Spruch:
Dem Rekurs wird Folge gegeben.
Der angefochtene Beschluss wird aufgehoben und dem Berufungsgericht die neuerliche Entscheidung über die Berufung unter Abstandnahme vom gebrauchten Zurückweisungsgrund aufgetragen.
Die Kosten des Rekursverfahrens sind weitere Kosten des Berufungsverfahrens.
Text
Begründung
Mit der am 12. 4. 2000 zu Protokoll gegebenen Klage begehrte der Kläger die Scheidung seiner mit der Beklagten am 2. 2. 2000 geschlossenen Ehe aus gleichteiligem Verschulden. Es seien unüberwindbare Differenzen vorhanden, die eine Weiterführung der Ehe unmöglich machten. Es bestehe auch kein gemeinsamer Wohnsitz mehr. Die ebenfalls anwesende Beklagte trat dem Scheidungsbegehren nicht entgegen und gestand ihr gleichteiliges Verschulden an der Zerrüttung der Ehe zu.
In der noch am selben Tag durchgeführten Verhandlung verkündigte der Erstrichter das Urteil, dass die Ehe aus dem gleichteiligen Verschulden der Ehegatten geschieden werde.

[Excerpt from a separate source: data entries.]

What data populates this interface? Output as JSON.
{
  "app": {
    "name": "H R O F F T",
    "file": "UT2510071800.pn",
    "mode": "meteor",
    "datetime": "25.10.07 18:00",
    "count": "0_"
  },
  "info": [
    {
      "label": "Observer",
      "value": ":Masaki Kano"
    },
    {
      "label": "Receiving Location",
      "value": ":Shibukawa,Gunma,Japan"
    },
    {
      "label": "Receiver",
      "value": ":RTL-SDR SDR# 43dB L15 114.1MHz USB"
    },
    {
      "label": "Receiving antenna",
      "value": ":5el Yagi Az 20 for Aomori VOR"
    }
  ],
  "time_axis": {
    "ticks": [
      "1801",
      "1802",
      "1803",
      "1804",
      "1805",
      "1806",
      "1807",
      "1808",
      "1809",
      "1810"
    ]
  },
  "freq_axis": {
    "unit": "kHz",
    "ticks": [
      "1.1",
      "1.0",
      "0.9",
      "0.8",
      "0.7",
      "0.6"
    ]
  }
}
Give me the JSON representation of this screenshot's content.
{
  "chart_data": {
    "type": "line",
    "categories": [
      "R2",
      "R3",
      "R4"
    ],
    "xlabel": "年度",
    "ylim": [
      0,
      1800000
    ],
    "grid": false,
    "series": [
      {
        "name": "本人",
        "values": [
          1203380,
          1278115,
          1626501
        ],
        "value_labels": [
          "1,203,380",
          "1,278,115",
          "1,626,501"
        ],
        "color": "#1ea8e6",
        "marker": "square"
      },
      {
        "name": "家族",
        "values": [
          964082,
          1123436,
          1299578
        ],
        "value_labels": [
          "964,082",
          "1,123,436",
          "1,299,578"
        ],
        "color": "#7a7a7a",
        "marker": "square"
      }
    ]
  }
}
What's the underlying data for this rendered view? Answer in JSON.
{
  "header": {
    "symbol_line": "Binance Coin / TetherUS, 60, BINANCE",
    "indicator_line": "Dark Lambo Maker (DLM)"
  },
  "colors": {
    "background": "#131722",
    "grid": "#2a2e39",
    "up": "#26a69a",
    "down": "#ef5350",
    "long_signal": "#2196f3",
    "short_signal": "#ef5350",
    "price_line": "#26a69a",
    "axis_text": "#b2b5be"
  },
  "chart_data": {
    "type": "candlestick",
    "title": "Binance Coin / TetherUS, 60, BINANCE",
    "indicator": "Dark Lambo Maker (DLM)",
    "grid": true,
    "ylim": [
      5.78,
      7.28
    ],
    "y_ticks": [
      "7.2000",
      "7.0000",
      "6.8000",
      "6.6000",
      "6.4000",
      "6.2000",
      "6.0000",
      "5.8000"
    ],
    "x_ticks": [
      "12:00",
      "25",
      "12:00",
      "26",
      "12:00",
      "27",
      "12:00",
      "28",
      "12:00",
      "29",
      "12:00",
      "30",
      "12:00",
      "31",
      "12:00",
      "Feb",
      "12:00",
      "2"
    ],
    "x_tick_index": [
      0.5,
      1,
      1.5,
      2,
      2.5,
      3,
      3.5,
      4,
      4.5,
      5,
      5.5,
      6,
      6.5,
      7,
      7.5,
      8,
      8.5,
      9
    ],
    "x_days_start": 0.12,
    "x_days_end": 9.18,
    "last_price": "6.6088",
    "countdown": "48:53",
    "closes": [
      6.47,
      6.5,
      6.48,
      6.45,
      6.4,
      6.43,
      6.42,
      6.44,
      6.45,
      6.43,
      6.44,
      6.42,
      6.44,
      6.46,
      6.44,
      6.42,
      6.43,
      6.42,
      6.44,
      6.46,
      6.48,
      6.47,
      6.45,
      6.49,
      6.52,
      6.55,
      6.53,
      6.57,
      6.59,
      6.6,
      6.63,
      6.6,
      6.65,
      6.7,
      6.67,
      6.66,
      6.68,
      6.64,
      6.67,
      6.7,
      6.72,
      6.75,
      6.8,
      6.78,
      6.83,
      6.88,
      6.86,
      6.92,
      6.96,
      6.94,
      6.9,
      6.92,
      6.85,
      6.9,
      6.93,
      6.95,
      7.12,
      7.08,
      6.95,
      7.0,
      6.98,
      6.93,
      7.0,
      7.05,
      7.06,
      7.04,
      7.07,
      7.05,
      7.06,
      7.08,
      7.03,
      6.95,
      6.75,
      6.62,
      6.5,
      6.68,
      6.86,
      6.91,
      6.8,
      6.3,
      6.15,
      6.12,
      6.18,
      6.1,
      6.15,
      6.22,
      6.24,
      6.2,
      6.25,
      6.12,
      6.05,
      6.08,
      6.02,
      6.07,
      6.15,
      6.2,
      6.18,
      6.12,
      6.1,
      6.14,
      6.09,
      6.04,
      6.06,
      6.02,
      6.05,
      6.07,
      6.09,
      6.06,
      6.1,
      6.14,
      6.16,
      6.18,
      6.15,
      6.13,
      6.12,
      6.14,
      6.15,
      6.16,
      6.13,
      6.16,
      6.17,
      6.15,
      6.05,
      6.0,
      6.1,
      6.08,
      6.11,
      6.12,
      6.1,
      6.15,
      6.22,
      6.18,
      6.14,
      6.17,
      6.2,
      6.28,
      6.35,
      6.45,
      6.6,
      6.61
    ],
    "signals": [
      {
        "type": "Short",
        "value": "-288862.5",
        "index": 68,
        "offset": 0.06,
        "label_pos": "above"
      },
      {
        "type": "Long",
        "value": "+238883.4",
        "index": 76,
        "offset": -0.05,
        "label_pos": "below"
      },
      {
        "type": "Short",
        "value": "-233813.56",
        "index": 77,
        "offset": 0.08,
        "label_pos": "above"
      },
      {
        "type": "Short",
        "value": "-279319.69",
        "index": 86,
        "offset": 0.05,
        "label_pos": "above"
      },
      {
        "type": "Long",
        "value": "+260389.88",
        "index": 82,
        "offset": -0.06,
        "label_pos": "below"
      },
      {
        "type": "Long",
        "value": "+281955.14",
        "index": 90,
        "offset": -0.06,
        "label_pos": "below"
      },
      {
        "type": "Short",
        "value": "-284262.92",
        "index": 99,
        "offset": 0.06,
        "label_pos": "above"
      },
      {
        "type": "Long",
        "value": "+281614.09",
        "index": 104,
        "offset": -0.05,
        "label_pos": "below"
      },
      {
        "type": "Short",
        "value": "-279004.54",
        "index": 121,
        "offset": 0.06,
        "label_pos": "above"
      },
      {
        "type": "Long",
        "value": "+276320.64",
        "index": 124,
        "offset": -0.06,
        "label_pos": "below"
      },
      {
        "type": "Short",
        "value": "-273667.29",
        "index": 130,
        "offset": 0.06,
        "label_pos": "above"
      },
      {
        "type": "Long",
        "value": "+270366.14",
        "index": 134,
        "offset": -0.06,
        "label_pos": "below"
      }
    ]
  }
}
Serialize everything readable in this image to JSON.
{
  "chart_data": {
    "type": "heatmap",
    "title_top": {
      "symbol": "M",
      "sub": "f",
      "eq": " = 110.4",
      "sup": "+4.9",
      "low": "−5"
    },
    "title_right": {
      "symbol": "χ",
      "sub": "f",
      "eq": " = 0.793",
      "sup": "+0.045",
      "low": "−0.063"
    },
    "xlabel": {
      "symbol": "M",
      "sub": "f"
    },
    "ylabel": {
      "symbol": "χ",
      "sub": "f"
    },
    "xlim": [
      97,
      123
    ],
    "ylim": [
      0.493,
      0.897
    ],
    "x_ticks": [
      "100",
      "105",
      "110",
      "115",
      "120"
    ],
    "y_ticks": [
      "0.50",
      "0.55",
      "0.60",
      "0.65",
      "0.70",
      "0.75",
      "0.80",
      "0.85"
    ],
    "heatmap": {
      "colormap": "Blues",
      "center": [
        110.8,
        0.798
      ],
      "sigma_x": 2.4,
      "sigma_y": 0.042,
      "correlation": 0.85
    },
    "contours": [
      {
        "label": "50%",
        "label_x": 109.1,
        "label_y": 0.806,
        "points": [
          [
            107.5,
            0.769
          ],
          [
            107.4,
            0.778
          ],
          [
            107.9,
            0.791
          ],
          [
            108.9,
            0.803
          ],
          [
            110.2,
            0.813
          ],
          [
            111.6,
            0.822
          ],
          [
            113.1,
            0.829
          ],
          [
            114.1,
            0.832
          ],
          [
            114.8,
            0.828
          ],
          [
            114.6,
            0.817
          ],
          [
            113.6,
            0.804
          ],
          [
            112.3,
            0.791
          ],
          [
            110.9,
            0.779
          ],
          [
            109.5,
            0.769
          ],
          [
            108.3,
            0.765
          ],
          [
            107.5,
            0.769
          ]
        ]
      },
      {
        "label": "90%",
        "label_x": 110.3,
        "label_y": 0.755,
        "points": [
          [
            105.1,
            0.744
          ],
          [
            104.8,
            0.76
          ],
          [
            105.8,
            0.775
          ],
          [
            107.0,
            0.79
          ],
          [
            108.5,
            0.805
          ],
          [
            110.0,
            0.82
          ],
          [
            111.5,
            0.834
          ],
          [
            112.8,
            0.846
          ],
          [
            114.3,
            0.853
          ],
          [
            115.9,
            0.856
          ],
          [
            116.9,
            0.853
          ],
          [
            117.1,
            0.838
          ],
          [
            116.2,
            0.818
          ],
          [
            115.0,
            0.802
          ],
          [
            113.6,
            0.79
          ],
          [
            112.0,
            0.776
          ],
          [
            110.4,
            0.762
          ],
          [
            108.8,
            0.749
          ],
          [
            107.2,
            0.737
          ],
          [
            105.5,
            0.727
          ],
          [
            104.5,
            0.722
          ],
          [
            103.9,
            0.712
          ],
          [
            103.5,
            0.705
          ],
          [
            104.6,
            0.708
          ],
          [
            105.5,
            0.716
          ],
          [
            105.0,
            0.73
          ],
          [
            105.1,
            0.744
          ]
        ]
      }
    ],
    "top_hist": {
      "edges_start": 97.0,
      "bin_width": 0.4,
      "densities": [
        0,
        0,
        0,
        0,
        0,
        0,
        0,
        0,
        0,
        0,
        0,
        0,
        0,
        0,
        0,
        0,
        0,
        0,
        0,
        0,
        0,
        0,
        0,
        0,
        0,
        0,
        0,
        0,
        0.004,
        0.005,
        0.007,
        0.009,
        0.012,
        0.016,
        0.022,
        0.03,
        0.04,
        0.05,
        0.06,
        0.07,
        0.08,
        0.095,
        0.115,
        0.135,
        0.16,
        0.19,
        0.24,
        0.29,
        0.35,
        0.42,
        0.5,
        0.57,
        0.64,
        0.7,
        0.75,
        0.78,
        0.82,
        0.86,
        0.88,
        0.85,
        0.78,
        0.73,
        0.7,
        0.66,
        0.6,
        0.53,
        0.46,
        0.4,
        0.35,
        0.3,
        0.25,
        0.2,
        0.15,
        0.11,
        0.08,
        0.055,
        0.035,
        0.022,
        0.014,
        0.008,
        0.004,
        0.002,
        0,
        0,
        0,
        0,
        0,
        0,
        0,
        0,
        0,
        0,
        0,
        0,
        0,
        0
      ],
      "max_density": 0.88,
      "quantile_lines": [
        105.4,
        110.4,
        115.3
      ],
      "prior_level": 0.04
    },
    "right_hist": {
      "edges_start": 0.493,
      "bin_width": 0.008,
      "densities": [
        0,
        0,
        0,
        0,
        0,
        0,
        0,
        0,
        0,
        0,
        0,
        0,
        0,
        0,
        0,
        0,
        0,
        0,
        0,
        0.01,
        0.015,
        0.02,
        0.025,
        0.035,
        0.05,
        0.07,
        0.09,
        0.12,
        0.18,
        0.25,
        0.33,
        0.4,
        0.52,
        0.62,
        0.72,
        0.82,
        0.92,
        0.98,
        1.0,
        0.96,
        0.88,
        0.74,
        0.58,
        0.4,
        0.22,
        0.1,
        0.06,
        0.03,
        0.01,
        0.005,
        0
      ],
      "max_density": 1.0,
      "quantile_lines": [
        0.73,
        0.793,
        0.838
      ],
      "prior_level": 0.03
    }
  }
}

Mit seiner nach rechtzeitiger Berufungsanmeldung (§ 461 Abs 2 ZPO) erhobenen Berufung beantragte der Kläger, dieses Urteil als nichtig aufzuheben, allenfalls es aufzuheben und die Rechtssache zur neuerlichen Verhandlung und Urteilsfällung an das Erstgericht zurückzuweisen, wobei er als Berufungsgründe Nichtigkeit, Verfahrensmängel und unrichtige rechtliche Beurteilung geltend machte.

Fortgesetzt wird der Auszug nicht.